We had lunch in Rabat, but if you’re looking for a good restaurant in Mdina, a friend of ours recommended Don Mesquita Restaurant. People on TripAdvisor seem to agree. You can read their reviews of this small family restaurant here. Note that it’s only opened for lunch, and closed on Sundays.
Rabat, the suburbs of Mdina
Rabat is located right next to Mdina. The name of this city is derived from the Arabic word for suburbs, the suburbs of Mdina. Apart from some nice doors and St Paul's Church we didn’t see much of Rabat. We did find a couple of geocaches and had lunch there.
According to TripAdvisor, Crystal Palace or Is-Serkin in Rabat has the best pastizzi on the island. Naturally we had to go check that out for ourselves. Don’t be put off by the look of this small bar and the small terrace out front.

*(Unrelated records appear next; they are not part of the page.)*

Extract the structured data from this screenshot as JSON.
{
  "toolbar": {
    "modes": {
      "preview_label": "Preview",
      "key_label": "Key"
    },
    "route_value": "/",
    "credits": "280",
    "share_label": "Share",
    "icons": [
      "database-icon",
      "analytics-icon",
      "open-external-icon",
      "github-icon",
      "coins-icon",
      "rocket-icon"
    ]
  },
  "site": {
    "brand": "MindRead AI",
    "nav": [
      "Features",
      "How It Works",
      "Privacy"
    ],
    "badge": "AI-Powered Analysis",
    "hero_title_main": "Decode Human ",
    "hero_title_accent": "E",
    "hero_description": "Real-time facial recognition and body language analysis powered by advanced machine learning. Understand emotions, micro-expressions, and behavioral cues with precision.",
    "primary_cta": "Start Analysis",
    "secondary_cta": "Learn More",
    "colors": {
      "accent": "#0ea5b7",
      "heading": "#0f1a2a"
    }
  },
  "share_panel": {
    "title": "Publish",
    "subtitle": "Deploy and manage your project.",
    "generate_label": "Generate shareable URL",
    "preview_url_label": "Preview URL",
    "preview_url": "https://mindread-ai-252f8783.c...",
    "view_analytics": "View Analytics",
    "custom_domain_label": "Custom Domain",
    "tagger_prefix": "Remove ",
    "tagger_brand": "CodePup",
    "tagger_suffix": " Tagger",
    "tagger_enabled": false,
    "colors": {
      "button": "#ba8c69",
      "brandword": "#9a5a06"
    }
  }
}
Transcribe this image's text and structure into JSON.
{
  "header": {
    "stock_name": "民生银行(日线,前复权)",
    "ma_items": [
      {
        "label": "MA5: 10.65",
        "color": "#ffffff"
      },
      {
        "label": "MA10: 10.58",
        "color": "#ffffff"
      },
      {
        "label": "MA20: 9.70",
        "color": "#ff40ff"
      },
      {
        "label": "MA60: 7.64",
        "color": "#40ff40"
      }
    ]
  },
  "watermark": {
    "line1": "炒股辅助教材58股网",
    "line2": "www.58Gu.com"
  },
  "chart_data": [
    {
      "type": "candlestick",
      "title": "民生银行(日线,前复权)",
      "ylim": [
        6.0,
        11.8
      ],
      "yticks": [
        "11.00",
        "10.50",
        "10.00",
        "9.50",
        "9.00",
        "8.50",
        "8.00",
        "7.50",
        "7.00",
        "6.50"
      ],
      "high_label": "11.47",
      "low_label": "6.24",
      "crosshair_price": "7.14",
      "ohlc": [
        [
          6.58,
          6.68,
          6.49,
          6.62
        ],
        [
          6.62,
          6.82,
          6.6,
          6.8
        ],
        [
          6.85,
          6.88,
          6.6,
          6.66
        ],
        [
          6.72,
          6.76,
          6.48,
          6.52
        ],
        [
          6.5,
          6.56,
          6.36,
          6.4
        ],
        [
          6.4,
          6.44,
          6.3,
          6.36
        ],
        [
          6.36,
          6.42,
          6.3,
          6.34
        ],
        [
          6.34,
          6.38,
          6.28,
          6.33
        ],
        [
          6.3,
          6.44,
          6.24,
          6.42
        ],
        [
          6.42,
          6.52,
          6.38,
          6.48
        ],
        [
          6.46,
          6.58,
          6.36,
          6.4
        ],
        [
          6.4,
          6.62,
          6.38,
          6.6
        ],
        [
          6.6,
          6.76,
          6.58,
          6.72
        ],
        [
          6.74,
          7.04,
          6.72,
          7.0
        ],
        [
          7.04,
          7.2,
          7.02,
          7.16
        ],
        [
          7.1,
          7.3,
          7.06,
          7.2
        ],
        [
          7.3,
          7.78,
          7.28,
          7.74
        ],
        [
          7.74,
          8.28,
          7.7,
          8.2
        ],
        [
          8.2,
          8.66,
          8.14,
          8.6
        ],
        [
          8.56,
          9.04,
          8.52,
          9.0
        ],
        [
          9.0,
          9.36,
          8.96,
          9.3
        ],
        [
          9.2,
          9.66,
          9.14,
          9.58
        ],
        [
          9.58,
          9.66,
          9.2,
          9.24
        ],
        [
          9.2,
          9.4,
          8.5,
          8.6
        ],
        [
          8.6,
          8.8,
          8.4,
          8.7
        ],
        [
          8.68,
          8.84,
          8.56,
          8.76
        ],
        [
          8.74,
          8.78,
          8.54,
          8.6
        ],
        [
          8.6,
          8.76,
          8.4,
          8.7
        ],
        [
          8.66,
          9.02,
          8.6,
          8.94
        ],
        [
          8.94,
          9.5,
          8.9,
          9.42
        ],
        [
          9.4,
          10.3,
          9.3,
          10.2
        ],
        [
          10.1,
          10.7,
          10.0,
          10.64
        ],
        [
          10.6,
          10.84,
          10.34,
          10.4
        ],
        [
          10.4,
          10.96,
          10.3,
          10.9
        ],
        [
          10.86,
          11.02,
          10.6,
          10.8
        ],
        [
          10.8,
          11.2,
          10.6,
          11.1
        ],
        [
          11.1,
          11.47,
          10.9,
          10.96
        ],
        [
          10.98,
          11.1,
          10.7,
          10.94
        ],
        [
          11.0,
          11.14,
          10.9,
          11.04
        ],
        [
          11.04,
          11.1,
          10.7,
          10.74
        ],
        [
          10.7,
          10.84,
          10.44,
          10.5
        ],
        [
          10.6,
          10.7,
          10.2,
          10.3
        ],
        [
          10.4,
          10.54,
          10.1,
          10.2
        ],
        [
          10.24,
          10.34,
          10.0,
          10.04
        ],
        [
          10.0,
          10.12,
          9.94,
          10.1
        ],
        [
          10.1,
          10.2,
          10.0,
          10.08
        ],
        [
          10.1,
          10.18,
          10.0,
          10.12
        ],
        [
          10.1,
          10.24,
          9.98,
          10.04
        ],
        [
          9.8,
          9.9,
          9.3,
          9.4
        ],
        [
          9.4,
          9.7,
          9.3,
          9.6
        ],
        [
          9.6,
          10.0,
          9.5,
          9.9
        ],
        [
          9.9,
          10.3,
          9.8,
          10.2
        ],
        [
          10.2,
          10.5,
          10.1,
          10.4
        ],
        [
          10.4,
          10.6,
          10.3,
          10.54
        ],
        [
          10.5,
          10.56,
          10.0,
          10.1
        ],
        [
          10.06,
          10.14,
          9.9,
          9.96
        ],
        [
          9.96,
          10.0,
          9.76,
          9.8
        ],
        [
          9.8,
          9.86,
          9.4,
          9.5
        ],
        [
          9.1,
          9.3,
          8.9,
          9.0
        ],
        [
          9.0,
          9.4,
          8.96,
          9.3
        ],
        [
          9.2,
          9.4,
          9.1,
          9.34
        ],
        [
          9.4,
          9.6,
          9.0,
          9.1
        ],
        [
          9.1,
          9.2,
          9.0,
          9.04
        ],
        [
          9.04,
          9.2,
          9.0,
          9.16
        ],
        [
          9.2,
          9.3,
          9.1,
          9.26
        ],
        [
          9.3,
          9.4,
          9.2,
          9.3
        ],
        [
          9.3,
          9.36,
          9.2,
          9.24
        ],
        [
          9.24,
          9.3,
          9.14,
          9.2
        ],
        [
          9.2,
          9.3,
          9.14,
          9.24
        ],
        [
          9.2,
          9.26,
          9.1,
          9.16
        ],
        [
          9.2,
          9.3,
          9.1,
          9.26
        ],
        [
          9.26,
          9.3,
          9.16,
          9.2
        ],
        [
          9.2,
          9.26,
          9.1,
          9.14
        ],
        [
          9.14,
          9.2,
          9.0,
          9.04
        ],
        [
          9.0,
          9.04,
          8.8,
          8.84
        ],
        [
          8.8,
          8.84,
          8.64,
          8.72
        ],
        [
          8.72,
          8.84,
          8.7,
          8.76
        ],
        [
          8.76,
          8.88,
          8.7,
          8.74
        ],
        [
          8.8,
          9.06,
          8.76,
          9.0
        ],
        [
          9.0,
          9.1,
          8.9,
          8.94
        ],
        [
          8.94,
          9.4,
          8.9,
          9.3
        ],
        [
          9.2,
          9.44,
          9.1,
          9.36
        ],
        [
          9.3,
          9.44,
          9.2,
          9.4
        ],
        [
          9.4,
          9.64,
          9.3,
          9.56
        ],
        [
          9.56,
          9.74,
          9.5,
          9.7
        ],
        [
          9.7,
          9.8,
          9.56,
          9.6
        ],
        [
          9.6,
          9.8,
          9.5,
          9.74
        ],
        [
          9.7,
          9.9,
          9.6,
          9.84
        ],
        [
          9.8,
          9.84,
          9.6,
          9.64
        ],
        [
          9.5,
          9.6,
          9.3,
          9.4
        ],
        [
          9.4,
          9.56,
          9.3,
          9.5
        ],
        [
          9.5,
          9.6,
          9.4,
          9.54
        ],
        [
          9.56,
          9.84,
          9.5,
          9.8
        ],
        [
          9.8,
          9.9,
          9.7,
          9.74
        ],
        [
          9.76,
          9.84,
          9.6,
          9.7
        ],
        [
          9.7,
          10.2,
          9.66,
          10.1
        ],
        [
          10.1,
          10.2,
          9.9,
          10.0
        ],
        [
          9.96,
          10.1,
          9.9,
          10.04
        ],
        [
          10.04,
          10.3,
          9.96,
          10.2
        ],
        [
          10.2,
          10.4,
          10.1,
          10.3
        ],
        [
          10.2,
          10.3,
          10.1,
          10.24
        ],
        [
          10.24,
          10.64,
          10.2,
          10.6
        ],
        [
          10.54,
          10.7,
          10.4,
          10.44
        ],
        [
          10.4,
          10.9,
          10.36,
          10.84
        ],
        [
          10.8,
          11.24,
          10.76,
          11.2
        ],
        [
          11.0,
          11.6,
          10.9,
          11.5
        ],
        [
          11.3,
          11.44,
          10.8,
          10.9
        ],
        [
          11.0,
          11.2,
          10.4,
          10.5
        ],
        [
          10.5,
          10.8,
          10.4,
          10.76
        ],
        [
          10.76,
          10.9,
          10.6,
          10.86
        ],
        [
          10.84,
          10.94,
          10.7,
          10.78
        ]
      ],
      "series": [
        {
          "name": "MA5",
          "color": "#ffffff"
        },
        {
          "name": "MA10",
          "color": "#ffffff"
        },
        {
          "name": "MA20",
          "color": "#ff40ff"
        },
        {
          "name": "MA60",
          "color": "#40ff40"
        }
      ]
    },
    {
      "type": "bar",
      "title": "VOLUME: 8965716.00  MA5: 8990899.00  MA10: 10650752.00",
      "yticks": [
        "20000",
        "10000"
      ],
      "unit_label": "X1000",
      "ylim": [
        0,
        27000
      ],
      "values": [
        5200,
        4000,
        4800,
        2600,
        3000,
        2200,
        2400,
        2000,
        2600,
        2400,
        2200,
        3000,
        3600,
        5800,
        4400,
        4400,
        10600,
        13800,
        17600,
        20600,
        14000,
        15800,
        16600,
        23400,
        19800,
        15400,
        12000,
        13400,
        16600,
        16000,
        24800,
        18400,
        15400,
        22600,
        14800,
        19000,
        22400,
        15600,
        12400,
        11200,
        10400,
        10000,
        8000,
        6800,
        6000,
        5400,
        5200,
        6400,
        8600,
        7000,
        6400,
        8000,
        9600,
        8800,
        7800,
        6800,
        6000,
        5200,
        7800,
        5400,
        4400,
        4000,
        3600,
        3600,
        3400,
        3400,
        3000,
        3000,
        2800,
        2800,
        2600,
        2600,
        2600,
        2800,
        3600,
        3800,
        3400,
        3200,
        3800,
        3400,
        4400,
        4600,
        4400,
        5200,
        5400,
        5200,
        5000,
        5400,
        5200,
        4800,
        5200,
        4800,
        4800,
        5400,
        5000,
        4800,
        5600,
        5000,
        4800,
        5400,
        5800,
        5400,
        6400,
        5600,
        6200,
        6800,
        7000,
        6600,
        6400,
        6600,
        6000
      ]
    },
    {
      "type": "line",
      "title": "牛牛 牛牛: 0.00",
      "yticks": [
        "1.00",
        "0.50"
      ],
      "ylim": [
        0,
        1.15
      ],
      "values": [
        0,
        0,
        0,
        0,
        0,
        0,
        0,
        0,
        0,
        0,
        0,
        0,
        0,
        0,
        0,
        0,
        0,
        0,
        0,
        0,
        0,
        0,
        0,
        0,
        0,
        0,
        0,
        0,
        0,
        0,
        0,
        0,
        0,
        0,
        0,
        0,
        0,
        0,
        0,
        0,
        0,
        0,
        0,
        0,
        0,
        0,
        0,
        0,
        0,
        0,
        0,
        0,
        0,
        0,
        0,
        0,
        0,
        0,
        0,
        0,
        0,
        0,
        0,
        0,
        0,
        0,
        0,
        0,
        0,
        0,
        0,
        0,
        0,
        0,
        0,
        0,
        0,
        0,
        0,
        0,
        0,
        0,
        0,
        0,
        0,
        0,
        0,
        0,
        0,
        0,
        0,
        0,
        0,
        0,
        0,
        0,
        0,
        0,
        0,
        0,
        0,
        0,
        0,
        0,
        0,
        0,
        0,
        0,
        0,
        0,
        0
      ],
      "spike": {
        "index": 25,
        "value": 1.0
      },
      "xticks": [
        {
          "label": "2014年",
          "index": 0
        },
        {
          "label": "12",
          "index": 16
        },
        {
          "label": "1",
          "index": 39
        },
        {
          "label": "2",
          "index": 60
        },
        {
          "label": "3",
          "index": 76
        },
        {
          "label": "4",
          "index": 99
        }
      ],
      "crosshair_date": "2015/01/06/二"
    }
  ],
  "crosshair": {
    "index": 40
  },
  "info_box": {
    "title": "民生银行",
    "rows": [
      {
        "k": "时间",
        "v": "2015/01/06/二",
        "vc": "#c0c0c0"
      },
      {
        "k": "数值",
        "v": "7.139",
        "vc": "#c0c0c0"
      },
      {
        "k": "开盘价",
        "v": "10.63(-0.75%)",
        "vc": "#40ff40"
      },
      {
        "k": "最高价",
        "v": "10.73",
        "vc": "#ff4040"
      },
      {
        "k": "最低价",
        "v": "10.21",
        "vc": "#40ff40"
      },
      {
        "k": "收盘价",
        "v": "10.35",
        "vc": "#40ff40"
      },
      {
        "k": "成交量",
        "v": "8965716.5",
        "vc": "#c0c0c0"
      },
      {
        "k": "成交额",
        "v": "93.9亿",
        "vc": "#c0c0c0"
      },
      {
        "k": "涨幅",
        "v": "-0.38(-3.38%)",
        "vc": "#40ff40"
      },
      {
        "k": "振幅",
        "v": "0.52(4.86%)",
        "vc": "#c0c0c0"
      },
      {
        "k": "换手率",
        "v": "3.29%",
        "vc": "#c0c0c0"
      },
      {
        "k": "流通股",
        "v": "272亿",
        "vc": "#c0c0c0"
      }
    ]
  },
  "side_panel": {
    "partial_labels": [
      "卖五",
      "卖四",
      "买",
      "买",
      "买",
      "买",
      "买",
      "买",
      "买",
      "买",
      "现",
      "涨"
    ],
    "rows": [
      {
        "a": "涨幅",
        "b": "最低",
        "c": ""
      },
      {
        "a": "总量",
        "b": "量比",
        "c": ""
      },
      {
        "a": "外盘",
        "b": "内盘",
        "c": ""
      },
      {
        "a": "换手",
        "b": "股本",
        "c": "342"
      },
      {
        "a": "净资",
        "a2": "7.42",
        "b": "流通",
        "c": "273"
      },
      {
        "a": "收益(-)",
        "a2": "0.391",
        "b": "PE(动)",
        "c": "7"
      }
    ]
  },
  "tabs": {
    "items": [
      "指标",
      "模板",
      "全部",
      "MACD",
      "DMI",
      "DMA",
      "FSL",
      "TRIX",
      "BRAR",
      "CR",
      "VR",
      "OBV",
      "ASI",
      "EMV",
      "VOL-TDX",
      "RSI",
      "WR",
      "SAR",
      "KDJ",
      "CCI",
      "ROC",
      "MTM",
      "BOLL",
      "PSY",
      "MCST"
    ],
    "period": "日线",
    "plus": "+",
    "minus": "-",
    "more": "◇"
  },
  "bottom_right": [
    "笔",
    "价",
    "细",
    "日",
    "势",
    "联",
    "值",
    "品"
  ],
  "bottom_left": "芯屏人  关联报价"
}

We can confirm their pastizzi is very good, but we must admit we didn’t try any pastizzi anywhere else, so can’t vouch for it being the best on the island.
For only €0.40 (~$0.46) a piece, we tried the ricotta, peas, and chicken (€0.50 ~ $0.58) pastizzi. Brecht liked the chicken one best, while I preferred the ricotta qassatat (€1 ~ $1.15). Pastizz and qassatat are both popular Maltese snacks. One is like a savoury puff pastry, the other one more of a shortcrust pastry. If you’re on a budget, this is definitely a cheap lunch, as the pastries are very filling. Three of us could hardly finish 3 pastizzi and a qassatat.
Mdina – Practical Information
How to get to Mdina
If you’re exploring Malta by (rental) car, like we did, you can use Google Maps to find your way to Mdina from wherever you’re staying. We were staying in St Julian's, from where it’s just a 20 minute drive to Mdina.
Another option is using public transport to get to Mdina. We don’t have any experience taking the bus in Malta, but you can find more information here.
Figuring out public transport in a foreign country can be a pain in the ass. Luckily there are those famous red open-top busses from City Sightseeing you see everywhere. Just book a ticket here, and hop on and off at all the major tourist attractions in Malta. Note that there are 2 routes on the island of Malta, and Mdina is part of the North Route.
If you’re not the planning type, you can go on a guided tour to Mdina as well.
Where to park in Mdina
There are no cars allowed in Mdina (except for residents’ cars), but there are several options to park your car just outside the old city. The car park closest to Mdina Gate is here. There’s one just outside the walls surrounding Mdina, at the New Gate as well, and one right here.
Map of Mdina
There’s a small Tourist Information Office just inside Mdina Gate, on your left. You can pick up a free map of Mdina here.
Where to stay in Mdina
Mdina (and Rabat) isn’t a very popular place to stay, as there isn’t much to do in the city. It’s just a (half) day trip for most tourists. However, there are a few hotels in Mdina (and Rabat) that score very well on Booking.com. Check out their rates and availability here.
You probably can’t fill an entire day with a visit to Mdina, but that doesn’t mean this tiny walled city isn’t worth a visit. We loved wandering around its narrow street and are pretty satisfied with our photos. Too bad Don Mesquita Restaurant was closed when we visited though. Please let us know how you liked it, if you’ve lunched with them!